Ma non ci sono solo le forze dell’ordine. Gli ultimi dati dell’Inail presentati al Ministero della Salute segnalano un altro importante fronte di battaglia, quello delle aggressioni ai danni del personale sanitario. Anche qui è stato costituito un Osservatorio nazionale. I numeri dicono che nel 2022 i casi di violenze, aggressioni e minacce nei confronti del personale sanitario sono stati 2.243, in aumento del 14% rispetto all’anno precedente. Quasi un episodio su tre avviene nel Nord-Ovest (17% in Lombardia, 8% nel Piemonte); il 28% nel Nord-Est (14% in Emilia Romagna e 9% in Veneto), il 22% nel Mezzogiorno e il 19% al Centro. Infine, il personale scolastico. Gli ultimi dati, in questo caso, sono stati presentati lo scorso febbraio dal Ministro Valditara, rispondendo a un Question time in Aula a Montecitorio.

Ventotto le aggressioni ai danni di insegnanti dall’inizio di questo anno scolastico. Nello scorso anno furono 36. Che cosa dicono questi numeri? La prima cosa è che non si tratta di episodi ma di una sequenza strutturata. C’è, evidentemente, una crisi di ruolo dell’autorità pubblica. Che si chiami polizia, sanità o scuola, chi incarna nella sua persona, con una divisa, un camice o una cattedra, la funzione pubblica, e il principio di autorità che essa rappresenta, non gode di alcuna immunità. Al contrario, si sgretola un elemento fondante del patto sociale: il riconoscimento del ruolo, il rispetto per la funzione. Sembra quasi correre di pari passo con un disincanto collettivo verso le istituzioni: il lento logoramento del pubblico potere, partito dalla politica, conduce anche a questo. Possiamo considerarlo un effetto collaterale, che sembra piccolo ma segnala una grande questione, della crisi delle democrazie, a cui fatalmente a un certo punto si risponde con un bisogno maggiore di autoritarismo.

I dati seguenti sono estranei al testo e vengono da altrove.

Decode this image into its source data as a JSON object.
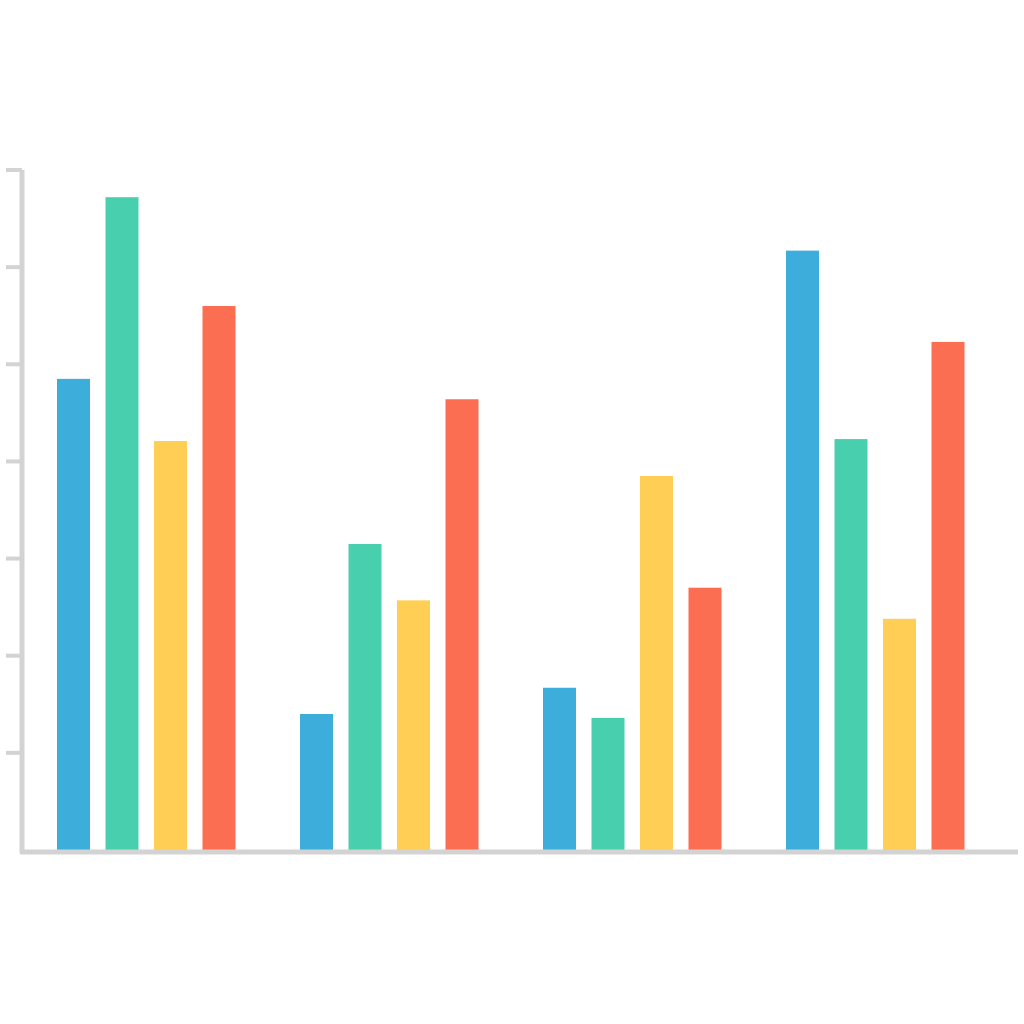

È il rischio vero di corto circuito del mondo libero. La seconda cosa che raccontano i dati è che non esiste una questione legata al solo e negletto Mezzogiorno ribellista e insofferente verso le regole, come pure alcune volte ancora si dice. Le aggressioni ai danni di titolari di pubbliche funzioni sono un problema nazionale. In certi casi sono un problema occidentale delle grandi aree metropolitane, le capitali di territori vasti, come, in Italia, sono davvero solo Milano, Roma e Napoli. Marginalità, povertà, devianza, scollamento: i sobborghi delle metropoli ribollono. Certo, ogni luogo ha le sue particolarità. Ma riconoscere un tema come questione collettiva, di sistema, e non come problema territoriale o fatto occasionale, appare necessario per strutturare un’analisi seria e approntare un progetto di intervento. Fuori dai luoghi comuni, dai pregiudizi e da quella che nel pensiero marxista – guarda un po’ - si chiamava falsa coscienza. Aprire gli occhi, leggere i dati, capire. Quindi, agire.